Since the replica queue(s) contain all of the state-changing events posted by the primary service instance, it follows that in the event of the primary service failing, an alternative service instance can be started on one of the backup systems. As it starts, this service instance will be able, through applying the replicated input events, to completely recreate the state that was valid in the failed instance.
A more detailed discussion of the implications of Queue Replication in Chronicle Services will be provided in a future article.
Checkpointing State
Chronicle Services applications are designed to operate over long time periods, and often extremely large number of events are posted to queues. Despite the performance of Chronicle Queue, the replaying of especially large numbers of events can introduce a delay in restarting a service instance that has failed, resulting in a lack of availability that may be unacceptable.

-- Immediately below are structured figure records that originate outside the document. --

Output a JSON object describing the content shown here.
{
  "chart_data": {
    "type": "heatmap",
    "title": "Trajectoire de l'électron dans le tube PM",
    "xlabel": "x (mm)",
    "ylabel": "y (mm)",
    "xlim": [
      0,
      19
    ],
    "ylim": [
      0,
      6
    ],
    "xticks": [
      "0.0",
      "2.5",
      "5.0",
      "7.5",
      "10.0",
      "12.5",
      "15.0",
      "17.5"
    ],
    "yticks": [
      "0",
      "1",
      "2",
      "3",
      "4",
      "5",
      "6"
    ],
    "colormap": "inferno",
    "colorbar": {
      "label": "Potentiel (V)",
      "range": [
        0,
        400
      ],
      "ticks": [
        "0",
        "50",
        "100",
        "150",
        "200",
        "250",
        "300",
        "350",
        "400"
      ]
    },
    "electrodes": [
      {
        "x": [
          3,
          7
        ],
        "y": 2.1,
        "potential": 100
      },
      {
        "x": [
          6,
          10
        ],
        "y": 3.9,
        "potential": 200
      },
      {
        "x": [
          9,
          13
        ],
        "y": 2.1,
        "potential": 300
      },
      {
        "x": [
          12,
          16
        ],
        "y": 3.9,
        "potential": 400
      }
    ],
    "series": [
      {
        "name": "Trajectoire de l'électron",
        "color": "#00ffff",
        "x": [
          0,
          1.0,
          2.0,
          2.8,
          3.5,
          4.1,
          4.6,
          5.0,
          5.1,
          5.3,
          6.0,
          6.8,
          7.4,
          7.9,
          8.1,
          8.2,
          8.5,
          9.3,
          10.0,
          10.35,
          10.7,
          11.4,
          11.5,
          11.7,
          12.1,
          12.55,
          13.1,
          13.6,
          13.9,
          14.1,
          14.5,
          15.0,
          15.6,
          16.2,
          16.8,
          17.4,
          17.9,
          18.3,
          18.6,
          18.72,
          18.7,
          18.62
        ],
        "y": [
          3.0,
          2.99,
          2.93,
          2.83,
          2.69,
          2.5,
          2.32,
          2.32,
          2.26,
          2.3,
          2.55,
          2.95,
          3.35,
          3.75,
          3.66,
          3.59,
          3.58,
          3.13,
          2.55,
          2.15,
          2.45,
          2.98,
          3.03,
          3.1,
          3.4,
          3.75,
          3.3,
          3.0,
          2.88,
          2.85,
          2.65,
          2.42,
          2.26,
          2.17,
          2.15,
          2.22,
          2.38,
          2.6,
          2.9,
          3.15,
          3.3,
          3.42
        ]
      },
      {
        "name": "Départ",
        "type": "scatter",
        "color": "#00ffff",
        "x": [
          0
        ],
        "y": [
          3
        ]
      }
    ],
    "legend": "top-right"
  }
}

As well as providing a high level configuration based approach to state management, Chronicle Services offers a lower level API based approach that provides the ability to write snapshots of the services state to a queue, and to use this snapshot as a checkpoint to reduce the amount of time to recreate the state when starting or restarting.In this approach, it is necessary to read only from the last snapshot, handling state-changing input events that occurred after this point.
We will discuss this approach in more detail in a future article.
Summary
When implementing an application using a Microservice architecture, it is crucially important to be aware of the potential pitfalls of managing mutable state in components.
As a framework, Chronicle Services provides comprehensive approaches for doing this in a way that maintains state safely in a robust manner, without sacrificing performance.